Beyond YouTube, Ali Dawah is involved with the Salam Initiative, an outreach and dawah project aimed at making Islamic teachings more accessible to everyday people. The initiative runs open dawah tables for public dialogue and has developed the Salah Plus app, available on both the Apple App Store and Google Play Store, offering accurate prayer times, step-by-step video tutorials on performing Salah, and connections to local prayer hubs across the UK and Europe.

Alongside the app, Ali Dawah has been closely associated with the Salah Pro guided prayer mat, a smart prayer mat designed to help new Muslims and children learn and perfect their prayers. In his own words, the goal behind these projects is not simply to create products but to build tools that bring people closer to their faith. It’s a practical, community-driven vision that extends well beyond YouTube views.

He has also produced a reality show for Muslim youth on the Muslim Youth Movement channel and has collaborated with other well-known dawah figures and Islamic speakers throughout his career. His content covers comparative religion, philosophy, lifestyle guidance for young Muslims, and responses to current affairs affecting Muslim communities globally.

Personal Life

Ali Dawah Wife

Ali Dawah has two children and has been married to his wife since September 2016. He has never publicly disclosed her name, and he keeps her face blurred in any photographs shared online. It’s a boundary he’s maintained consistently since the marriage – a deliberate separation between his public platform and his home life. Their older daughter was born between 2018 and 2019, and a younger child arrived between 2023 and 2024.

Away from the camera, he’s more relaxed than his debating persona might suggest. He’s described as enjoying golf, boat riding, snooker, football, and long drives with friends. He has a preference for Chinese and Asian food, a sweet tooth after meals, and has mentioned boxing and the gym as regular habits. It’s a fuller picture of someone who balances an intense public role with a fairly ordinary private life.

Ali occasionally shares general family-oriented reminders with his audience but stops well short of putting his children in the spotlight. One personal detail he’s shared openly is that he thinks about death every morning when he wakes up, framing it not as morbidity but as an Islamic mindfulness practice that keeps his priorities in order.

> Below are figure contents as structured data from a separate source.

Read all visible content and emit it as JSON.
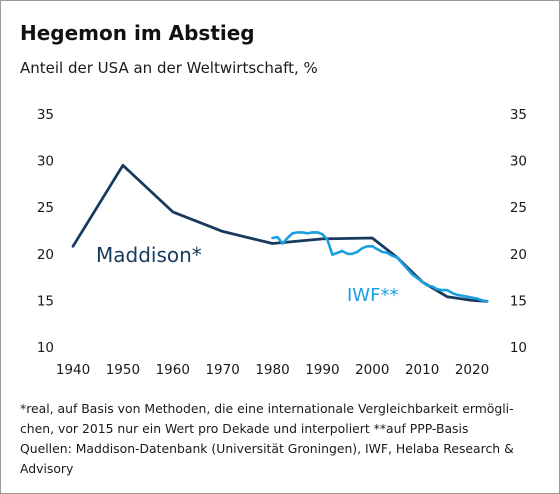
{
  "title": "Hegemon im Abstieg",
  "subtitle": "Anteil der USA an der Weltwirtschaft, %",
  "footnote": {
    "line1": "*real, auf Basis von Methoden, die eine internationale Vergleichbarkeit ermögli-",
    "line2": "chen, vor 2015 nur ein Wert pro Dekade und interpoliert **auf PPP-Basis",
    "line3": "Quellen: Maddison-Datenbank (Universität Groningen), IWF, Helaba Research &",
    "line4": "Advisory"
  },
  "chart_data": {
    "type": "line",
    "xlim": [
      1940,
      2020
    ],
    "x_ticks": [
      "1940",
      "1950",
      "1960",
      "1970",
      "1980",
      "1990",
      "2000",
      "2010",
      "2020"
    ],
    "ylim": [
      10,
      35
    ],
    "y_ticks_left": [
      "10",
      "15",
      "20",
      "25",
      "30",
      "35"
    ],
    "y_ticks_right": [
      "10",
      "15",
      "20",
      "25",
      "30",
      "35"
    ],
    "grid": false,
    "legend": "inline labels",
    "series": [
      {
        "name": "Maddison*",
        "color": "#173a5e",
        "points": [
          [
            1940,
            20.8
          ],
          [
            1950,
            29.5
          ],
          [
            1960,
            24.5
          ],
          [
            1970,
            22.4
          ],
          [
            1980,
            21.1
          ],
          [
            1990,
            21.6
          ],
          [
            2000,
            21.7
          ],
          [
            2005,
            19.6
          ],
          [
            2010,
            17.0
          ],
          [
            2015,
            15.4
          ],
          [
            2020,
            15.0
          ],
          [
            2023,
            14.9
          ]
        ]
      },
      {
        "name": "IWF**",
        "color": "#1a9fe0",
        "points": [
          [
            1980,
            21.7
          ],
          [
            1981,
            21.8
          ],
          [
            1982,
            21.1
          ],
          [
            1983,
            21.7
          ],
          [
            1984,
            22.2
          ],
          [
            1985,
            22.3
          ],
          [
            1986,
            22.3
          ],
          [
            1987,
            22.2
          ],
          [
            1988,
            22.3
          ],
          [
            1989,
            22.3
          ],
          [
            1990,
            22.1
          ],
          [
            1991,
            21.5
          ],
          [
            1992,
            19.9
          ],
          [
            1993,
            20.1
          ],
          [
            1994,
            20.3
          ],
          [
            1995,
            20.0
          ],
          [
            1996,
            20.0
          ],
          [
            1997,
            20.2
          ],
          [
            1998,
            20.6
          ],
          [
            1999,
            20.8
          ],
          [
            2000,
            20.8
          ],
          [
            2001,
            20.5
          ],
          [
            2002,
            20.2
          ],
          [
            2003,
            20.1
          ],
          [
            2004,
            19.8
          ],
          [
            2005,
            19.6
          ],
          [
            2006,
            19.0
          ],
          [
            2007,
            18.4
          ],
          [
            2008,
            17.8
          ],
          [
            2009,
            17.4
          ],
          [
            2010,
            17.0
          ],
          [
            2011,
            16.6
          ],
          [
            2012,
            16.5
          ],
          [
            2013,
            16.2
          ],
          [
            2014,
            16.1
          ],
          [
            2015,
            16.1
          ],
          [
            2016,
            15.8
          ],
          [
            2017,
            15.6
          ],
          [
            2018,
            15.5
          ],
          [
            2019,
            15.4
          ],
          [
            2020,
            15.3
          ],
          [
            2021,
            15.2
          ],
          [
            2022,
            15.0
          ],
          [
            2023,
            14.9
          ]
        ]
      }
    ]
  }
}
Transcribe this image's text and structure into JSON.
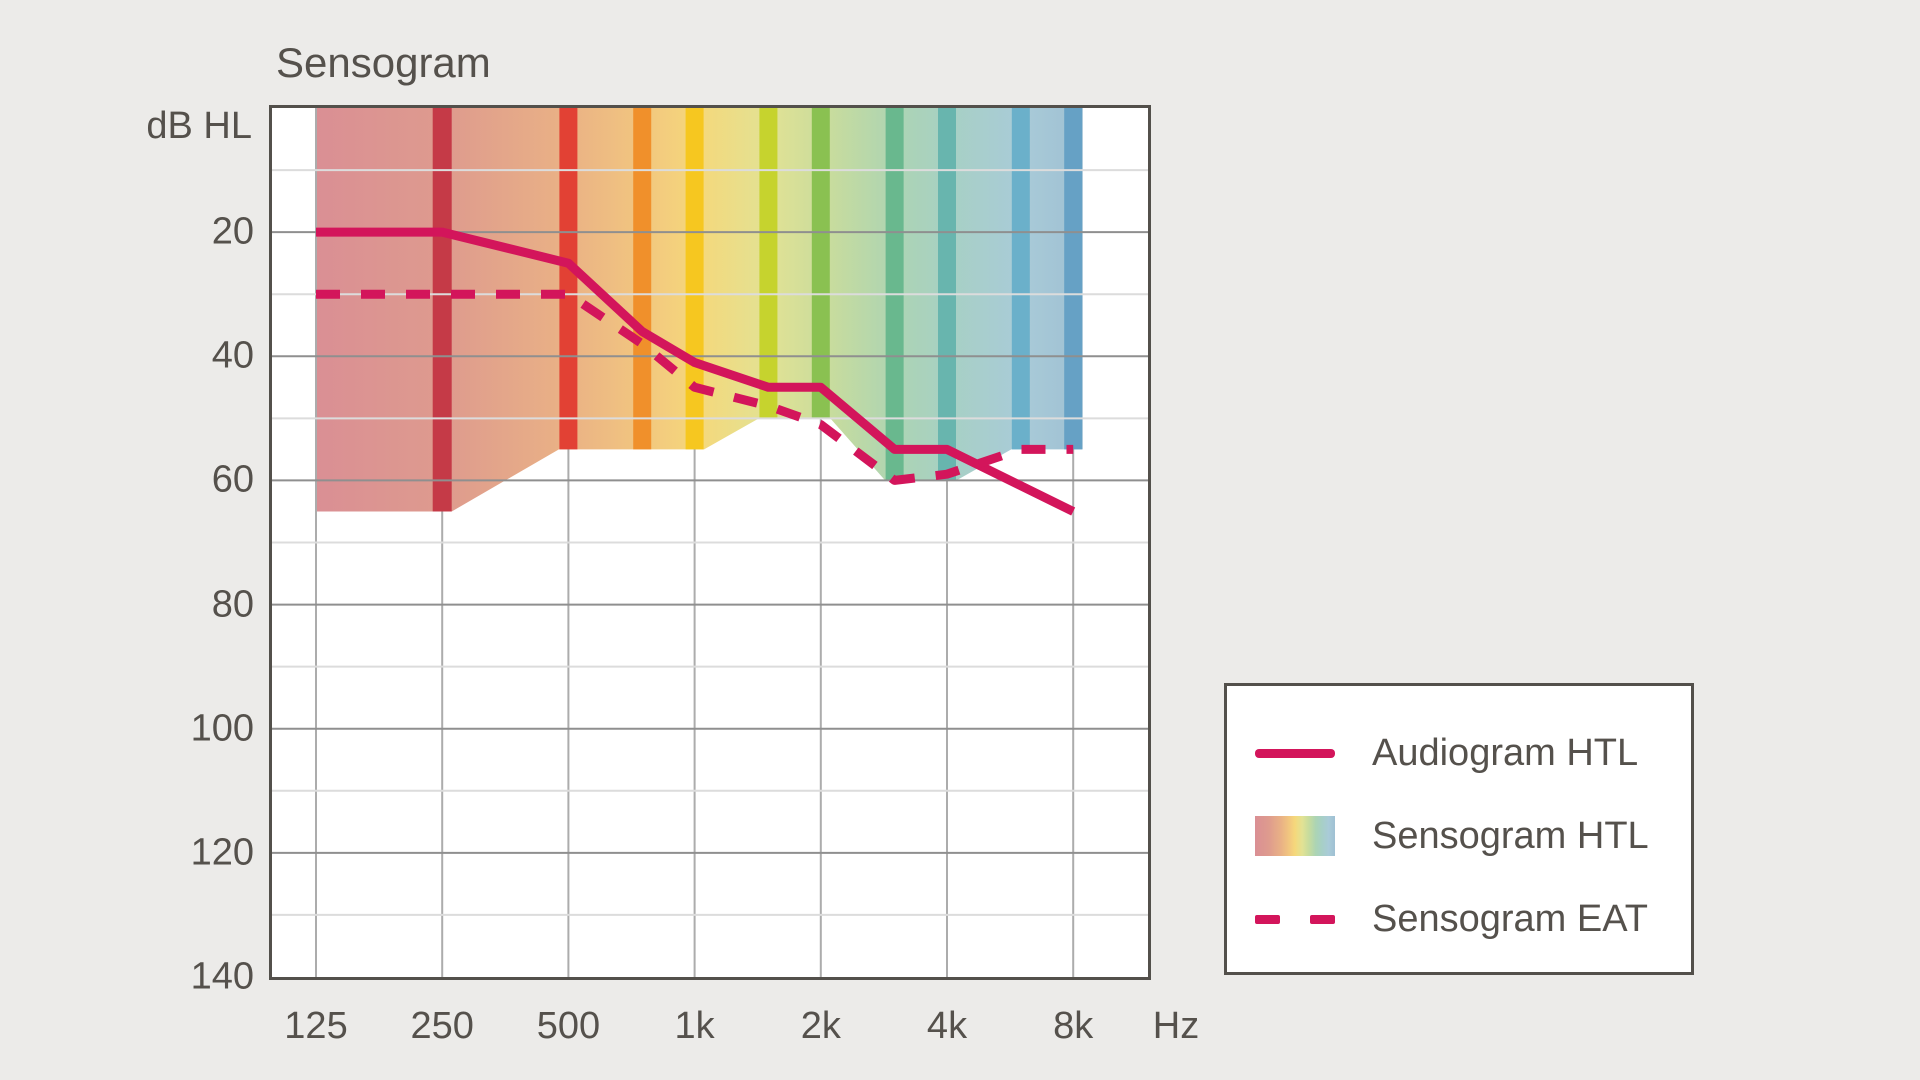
{
  "title": "Sensogram",
  "colors": {
    "background": "#ECEBE9",
    "plot_background": "#FFFFFF",
    "border": "#53504B",
    "text": "#55514C",
    "grid_major": "#8F8F8F",
    "grid_minor": "#DCDCDC",
    "grid_vertical": "#ACACAC",
    "accent_crimson": "#D3155B"
  },
  "y_axis": {
    "label": "dB HL",
    "ticks": [
      20,
      40,
      60,
      80,
      100,
      120,
      140
    ],
    "min": 0,
    "max": 140,
    "minor_step": 10
  },
  "x_axis": {
    "unit": "Hz",
    "ticks": [
      "125",
      "250",
      "500",
      "1k",
      "2k",
      "4k",
      "8k"
    ],
    "tick_hz": [
      125,
      250,
      500,
      1000,
      2000,
      4000,
      8000
    ]
  },
  "legend": {
    "items": [
      {
        "label": "Audiogram HTL",
        "swatch": "solid-line"
      },
      {
        "label": "Sensogram HTL",
        "swatch": "gradient-area"
      },
      {
        "label": "Sensogram EAT",
        "swatch": "dashed-line"
      }
    ]
  },
  "chart_data": {
    "type": "line",
    "title": "Sensogram",
    "x_scale": "log2",
    "x_range_hz": [
      125,
      8000
    ],
    "y_range_db": [
      0,
      140
    ],
    "y_inverted": true,
    "ylabel": "dB HL",
    "xlabel": "Hz",
    "grid": "on",
    "legend_position": "right-outside",
    "series": [
      {
        "name": "Audiogram HTL",
        "style": "solid",
        "color": "#D3155B",
        "points_hz_db": [
          [
            125,
            20
          ],
          [
            250,
            20
          ],
          [
            500,
            25
          ],
          [
            750,
            36
          ],
          [
            1000,
            41
          ],
          [
            1500,
            45
          ],
          [
            2000,
            45
          ],
          [
            3000,
            55
          ],
          [
            4000,
            55
          ],
          [
            8000,
            65
          ]
        ]
      },
      {
        "name": "Sensogram EAT",
        "style": "dashed",
        "color": "#D3155B",
        "points_hz_db": [
          [
            125,
            30
          ],
          [
            500,
            30
          ],
          [
            750,
            38
          ],
          [
            1000,
            45
          ],
          [
            1500,
            48
          ],
          [
            2000,
            51
          ],
          [
            3000,
            60
          ],
          [
            4000,
            59
          ],
          [
            6000,
            55
          ],
          [
            8000,
            55
          ]
        ]
      }
    ],
    "htl_area": {
      "name": "Sensogram HTL",
      "top_db": 0,
      "bottom_points_hz_db": [
        [
          125,
          65
        ],
        [
          250,
          65
        ],
        [
          500,
          55
        ],
        [
          1000,
          55
        ],
        [
          1500,
          50
        ],
        [
          2000,
          50
        ],
        [
          3000,
          60
        ],
        [
          4000,
          60
        ],
        [
          6000,
          55
        ],
        [
          8000,
          55
        ]
      ],
      "gradient_stops": [
        {
          "at": 0.0,
          "color": "#DA8F94"
        },
        {
          "at": 0.17,
          "color": "#DE9B8E"
        },
        {
          "at": 0.33,
          "color": "#EAB285"
        },
        {
          "at": 0.43,
          "color": "#F2C77F"
        },
        {
          "at": 0.5,
          "color": "#F5D87B"
        },
        {
          "at": 0.59,
          "color": "#E2E294"
        },
        {
          "at": 0.67,
          "color": "#C8DC9D"
        },
        {
          "at": 0.76,
          "color": "#ACD4B4"
        },
        {
          "at": 0.83,
          "color": "#A7D0C5"
        },
        {
          "at": 0.92,
          "color": "#A9CBD8"
        },
        {
          "at": 1.0,
          "color": "#9FC0D3"
        }
      ],
      "stripes": [
        {
          "hz": 250,
          "color": "#C53A47",
          "width": 19
        },
        {
          "hz": 500,
          "color": "#E24134",
          "width": 18
        },
        {
          "hz": 750,
          "color": "#F0902B",
          "width": 18
        },
        {
          "hz": 1000,
          "color": "#F6C720",
          "width": 18
        },
        {
          "hz": 1500,
          "color": "#C6D32E",
          "width": 18
        },
        {
          "hz": 2000,
          "color": "#8AC151",
          "width": 18
        },
        {
          "hz": 3000,
          "color": "#69B88E",
          "width": 18
        },
        {
          "hz": 4000,
          "color": "#68B5AE",
          "width": 18
        },
        {
          "hz": 6000,
          "color": "#6BB0CA",
          "width": 18
        },
        {
          "hz": 8000,
          "color": "#66A1C5",
          "width": 18
        }
      ]
    }
  }
}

Ali Dawah has not been without controversy. In 2020, he stated publicly that he would permit his daughter to marry if she reached the age of menstruation, regardless of her age at the time. The comment provoked widespread backlash from both Muslim and non-Muslim communities. He has not issued a formal public retraction, and the episode remains part of the documented record of his career.

Net Worth

Ali Dawah’s net worth is estimated at between $100,000 and $500,000. His income is built primarily through his YouTube presence and social media platforms, with earnings coming from advertising revenue, brand collaborations, and sponsored content. Event appearances, dawah-related donations, and his involvement with the Salam Initiative and the Salah Pro project further contribute to his overall income. Given the variable nature of content creator earnings, estimates across sources reflect that broad range rather than a single confirmed figure.

Social Media

Ali Dawah maintains an active presence across multiple platforms. His primary YouTube channel, Ali Dawah, is where he posts his longer debates, street interviews, and dawah content, and it currently has over 1.3 million subscribers. On Instagram, he goes by @mralidawah, where he shares personal updates, reminders, and occasional behind-the-scenes content. He’s also active on TikTok under Ali Dawah, posting shorter clips and highlights from his debates and public engagements. For those looking to follow his community work specifically, the Salam Initiative maintains its own separate presence online as well.